Isn't it too hard and specific? And can't I just use these?
Is it too hard? Yes, SLAM is one of the hardest topics in the field of Robotics. It's (in my opinion) much harder to understand a SLAM algorithm than it is to understand any Neural Network architecture.
However, SLAM is re-using many existing skills you build in Computer Vision and Perception, which makes it an "okay to get" skill if you already have these skills. I would therefore recommend to learn these skills for what they are first (3D reconstruction, feature detection, ...), and then learn them in the context of SLAM.
Can't you just use these? The same way you can use object detection algorithms as black boxes, you can use SLAM algorithms as black boxes. For this, you can use existing software, like the ones from Kitware, or clone GitHub repository. Making it work with your hardware stack may on the other hand be much harder than when using other types of algorithms.
Some companies will require you to use these as applications. In this case, you may not "need" to master every single algorithm inside, but you'll still eventually get there. Using an algorithm rather than another requires understanding of the algorithm. Therefore, if you:
- Change your LiDAR keypoint estimator
- Use a different type of visual feature descriptor
- Change from online to offline SLAM
- Change from Kalman Filters to Particle Filters
You'll know why you're doing it, the underlying principles behind these approaches, and how to make them work.
So let's summarize:
Summary & Next Steps
- Being a SLAM Engineer is a good career choice, as much fewer engineers are able to specialize there. It offers a wide range of companies, working on robotics (Robots, Cars, Drones, ...) or not (VR, Computer Vision, Geomapping, ...), and can be a lucrative option.
- There are 2 types of sensors used in SLAM: LiDARs and Cameras. LiDAR-based approaches work by tracking 3D Point Clouds and putting them on a map. Camera-based approaches work similarly, but the points to track are 2D computer vision features (like edges and corners) projected to 3D.

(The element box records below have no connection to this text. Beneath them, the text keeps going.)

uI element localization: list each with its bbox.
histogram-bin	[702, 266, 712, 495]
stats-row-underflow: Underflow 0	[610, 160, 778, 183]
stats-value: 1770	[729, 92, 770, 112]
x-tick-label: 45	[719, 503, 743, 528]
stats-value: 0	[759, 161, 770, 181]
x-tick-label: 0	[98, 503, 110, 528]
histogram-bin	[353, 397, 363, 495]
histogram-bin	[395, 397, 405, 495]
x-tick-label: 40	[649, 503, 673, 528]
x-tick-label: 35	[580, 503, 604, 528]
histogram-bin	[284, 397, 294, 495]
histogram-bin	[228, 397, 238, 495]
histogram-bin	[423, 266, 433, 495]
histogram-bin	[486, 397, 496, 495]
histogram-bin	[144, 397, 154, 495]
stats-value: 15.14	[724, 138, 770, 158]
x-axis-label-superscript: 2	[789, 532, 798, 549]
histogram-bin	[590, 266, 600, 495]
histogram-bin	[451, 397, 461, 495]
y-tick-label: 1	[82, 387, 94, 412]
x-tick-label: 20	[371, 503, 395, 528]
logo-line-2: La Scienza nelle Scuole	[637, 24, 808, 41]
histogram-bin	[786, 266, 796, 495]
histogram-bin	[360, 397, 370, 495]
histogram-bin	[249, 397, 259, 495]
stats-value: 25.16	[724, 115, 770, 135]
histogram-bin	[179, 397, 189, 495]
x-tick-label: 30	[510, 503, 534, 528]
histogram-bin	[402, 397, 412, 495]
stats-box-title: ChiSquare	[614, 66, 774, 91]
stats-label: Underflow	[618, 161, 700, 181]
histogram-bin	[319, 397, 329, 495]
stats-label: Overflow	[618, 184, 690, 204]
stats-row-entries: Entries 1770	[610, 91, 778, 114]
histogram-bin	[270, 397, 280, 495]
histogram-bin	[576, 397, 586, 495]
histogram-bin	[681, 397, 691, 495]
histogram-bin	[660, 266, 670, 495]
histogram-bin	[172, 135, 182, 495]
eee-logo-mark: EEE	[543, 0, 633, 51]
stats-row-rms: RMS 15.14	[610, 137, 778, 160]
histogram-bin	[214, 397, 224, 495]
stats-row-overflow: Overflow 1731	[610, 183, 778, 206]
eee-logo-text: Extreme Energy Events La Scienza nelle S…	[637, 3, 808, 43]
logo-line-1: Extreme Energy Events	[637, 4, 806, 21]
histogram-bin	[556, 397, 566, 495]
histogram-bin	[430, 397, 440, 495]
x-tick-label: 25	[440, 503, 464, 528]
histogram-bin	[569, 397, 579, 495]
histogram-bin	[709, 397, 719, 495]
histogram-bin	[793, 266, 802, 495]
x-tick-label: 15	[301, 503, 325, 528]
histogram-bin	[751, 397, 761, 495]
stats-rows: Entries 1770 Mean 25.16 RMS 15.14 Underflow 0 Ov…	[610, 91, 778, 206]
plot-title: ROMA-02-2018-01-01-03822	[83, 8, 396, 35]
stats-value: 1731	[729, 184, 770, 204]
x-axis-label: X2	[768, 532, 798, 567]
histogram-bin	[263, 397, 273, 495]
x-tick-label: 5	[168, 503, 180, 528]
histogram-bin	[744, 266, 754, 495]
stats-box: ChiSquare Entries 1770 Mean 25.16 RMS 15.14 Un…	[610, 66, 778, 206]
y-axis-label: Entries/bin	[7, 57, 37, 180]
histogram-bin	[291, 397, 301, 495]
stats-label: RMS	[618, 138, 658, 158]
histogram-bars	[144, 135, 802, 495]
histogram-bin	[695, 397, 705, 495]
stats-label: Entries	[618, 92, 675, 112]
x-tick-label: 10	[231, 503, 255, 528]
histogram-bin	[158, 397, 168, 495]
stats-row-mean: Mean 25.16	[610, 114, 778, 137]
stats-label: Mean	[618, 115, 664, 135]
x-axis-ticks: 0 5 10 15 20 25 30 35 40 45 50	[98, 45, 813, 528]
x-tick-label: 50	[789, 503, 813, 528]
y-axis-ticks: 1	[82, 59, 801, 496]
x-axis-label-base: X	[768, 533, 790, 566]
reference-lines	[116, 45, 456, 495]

- Analyzing most job offers, we can deduct that working as a SLAM Engineer involves coding, testing approaches, optimizing algorithms, modifying environments, and making things fast and robust.
- We also understand that SLAM requires the following hard skills: C++ and Python, 3D Reconstruction (Structure From Motion), Point Clouds Processing, working with Libraries, Sensor Fusion, and more...
- As a SLAM Engineer, you may be writing SLAM code, or using it. Writing code for SLAM will require you to dive deeper into the specific algorithms used, such as keypoint detection on point clouds, or frame to frame ego motion estimation.
- However, using SLAM algorithm will still require you to build a strong understanding of these algorithms. The way around is difficult in this field.
- If LiDAR Engineers are scarce, it's for a reason. SLAM is a difficult topic, and I recommend to learn the core algorithms before you learn SLAM.
If, like me, you like to meet autonomous driving companies and engineers, you may be surprised to see that not everybody works in AI & Deep Learning. There are engineers working on connectivity, planning, control command, and yes, SLAM and Localization. These engineers have specialities, they have an "edge" where many AI engineers look alike.
But specializing in these topics means closing the door to AI and Computer Vision. Unless you work on SLAM. Because SLAM relies so much on Perception, it's the perfect tradeoff between to build a scarce profile, while still working extensively on AI and Perception.